“Che fai, mangi?”, il libro di Titti Pece: “Non è il solito libro di ricette, e vi spiego perché”
5 Marzo 2021Originaria di Cerignola (Fg), l’autrice Titti Pece vive a Lecce da tantissimo tempo. E’ quindi ormai una “salentina acquisita”, anche se nei suoi scritti c’è sempre spazio per tutta la Puglia, di cui esplora con grande maestria non solo l’aspetto gastronomico e le tradizioni culinarie, ma anche i luoghi e le storie che rendono questa terra semplicemente speciale.
Il suo ultimo libro si intitola “Che fai, mangi?”: leggendolo si ha l’impressione di “viaggiare” nei luoghi di Puglia con uno sguardo diverso, attento ai dettagli anche artistici di una delle regioni più belle d’Italia.
Abbiamo chiesto a Titti Pece di parlarci di questo libro che è davvero riduttivo definire un volume di ricette.
R: A prima vista sembrerebbe che c’è davvero tanto in questo libro: ricette, storia, comicità, emozione, belle illustrazioni. Insomma, tutti gli “ingredienti” per essere molto di più di un volume di ricette o di promozione del territorio. Può essere considerato a tutti gli effetti un libro d’arte?
TP: Certo questo libro spiazza un po’ le categorie in cui siamo abituati a classificare i libri. È chiaro che non è il solito libro di cucina. E lo si vede dalla scelta delle ricette (provenienti da vari tempi e da vari luoghi), per la scrittura o stile del narrare (con personaggi veri o immaginati e storie e scene dense di divertita ironia) e per le immagini che illustrano le pagine, che per la prima volta in un libro di ricette non rappresentano né cibi né piatti.
Quindi a vedere e a leggere questo libro alcune domande vengono fuori spontanee: è un libro di cucina o un libro d’arte?
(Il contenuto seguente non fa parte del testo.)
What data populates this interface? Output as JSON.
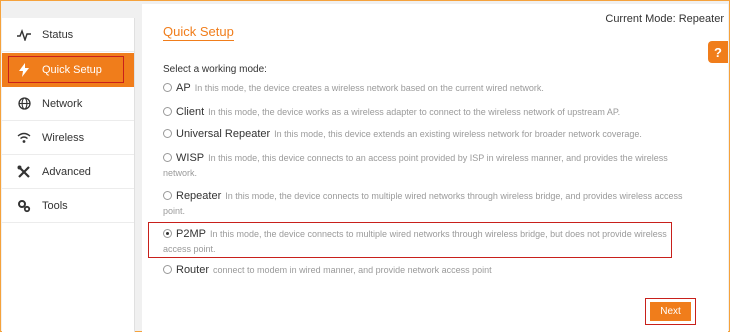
{
  "header": {
    "current_mode": "Current Mode: Repeater"
  },
  "sidebar": {
    "items": [
      {
        "label": "Status",
        "icon": "pulse-icon"
      },
      {
        "label": "Quick Setup",
        "icon": "lightning-icon",
        "active": true
      },
      {
        "label": "Network",
        "icon": "globe-icon"
      },
      {
        "label": "Wireless",
        "icon": "wifi-icon"
      },
      {
        "label": "Advanced",
        "icon": "tools-icon"
      },
      {
        "label": "Tools",
        "icon": "gears-icon"
      }
    ]
  },
  "main": {
    "title": "Quick Setup",
    "help": "?",
    "subhead": "Select a working mode:",
    "options": [
      {
        "name": "AP",
        "desc": "In this mode, the device creates a wireless network based on the current wired network.",
        "checked": false
      },
      {
        "name": "Client",
        "desc": "In this mode, the device works as a wireless adapter to connect to the wireless network of upstream AP.",
        "checked": false
      },
      {
        "name": "Universal Repeater",
        "desc": "In this mode, this device extends an existing wireless network for broader network coverage.",
        "checked": false
      },
      {
        "name": "WISP",
        "desc": "In this mode, this device connects to an access point provided by ISP in wireless manner, and provides the wireless network.",
        "checked": false
      },
      {
        "name": "Repeater",
        "desc": "In this mode, the device connects to multiple wired networks through wireless bridge, and provides wireless access point.",
        "checked": false
      },
      {
        "name": "P2MP",
        "desc": "In this mode, the device connects to multiple wired networks through wireless bridge, but does not provide wireless access point.",
        "checked": true
      },
      {
        "name": "Router",
        "desc": "connect to modem in wired manner, and provide network access point",
        "checked": false
      }
    ],
    "next_label": "Next"
  },
  "colors": {
    "accent": "#f07d1b",
    "highlight_border": "#c8201b"
  }
}
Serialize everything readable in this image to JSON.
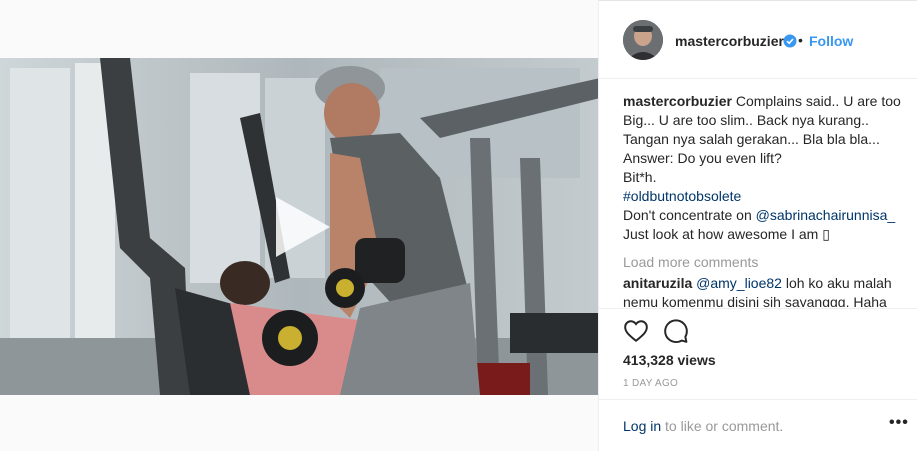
{
  "header": {
    "username": "mastercorbuzier",
    "separator": "•",
    "follow_label": "Follow"
  },
  "caption": {
    "username": "mastercorbuzier",
    "lines": [
      "Complains said.. U are too",
      "Big... U are too slim.. Back nya kurang..",
      "Tangan nya salah gerakan... Bla bla bla...",
      "Answer: Do you even lift?",
      "Bit*h."
    ],
    "hashtag": "#oldbutnotobsolete",
    "mention_prefix": "Don't concentrate on ",
    "mention": "@sabrinachairunnisa_",
    "last_line": "Just look at how awesome I am ▯"
  },
  "load_more_label": "Load more comments",
  "comment": {
    "username": "anitaruzila",
    "mention": "@amy_lioe82",
    "text": " loh ko aku malah nemu komenmu disini sih sayanggg. Haha"
  },
  "views_label": "413,328 views",
  "age_label": "1 DAY AGO",
  "footer": {
    "login_label": "Log in",
    "login_suffix": " to like or comment.",
    "more_label": "•••"
  },
  "colors": {
    "accent": "#3897f0",
    "link": "#003569",
    "muted": "#999999"
  },
  "icons": [
    "play-icon",
    "verified-badge-icon",
    "heart-icon",
    "comment-icon",
    "more-options-icon"
  ]
}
O anche: è un libro di racconti o piuttosto un piccolo manuale di cucina sentimentale, oppure è una simpatica antologia di ricette?
Forse questo mio piccolo libro è un po’ tutte queste cose insieme. Voglio dire che ognuno lo leggerà e ne godrà da un suo personale punto di vista, per costruirsi alla fine una sua personale mappa emozionale per la quale il libro fornisce gli strumenti, come se ricette e racconti potessero funzionare da ‘cassetta degli attrezzi’ per la nostra cucina sentimentale.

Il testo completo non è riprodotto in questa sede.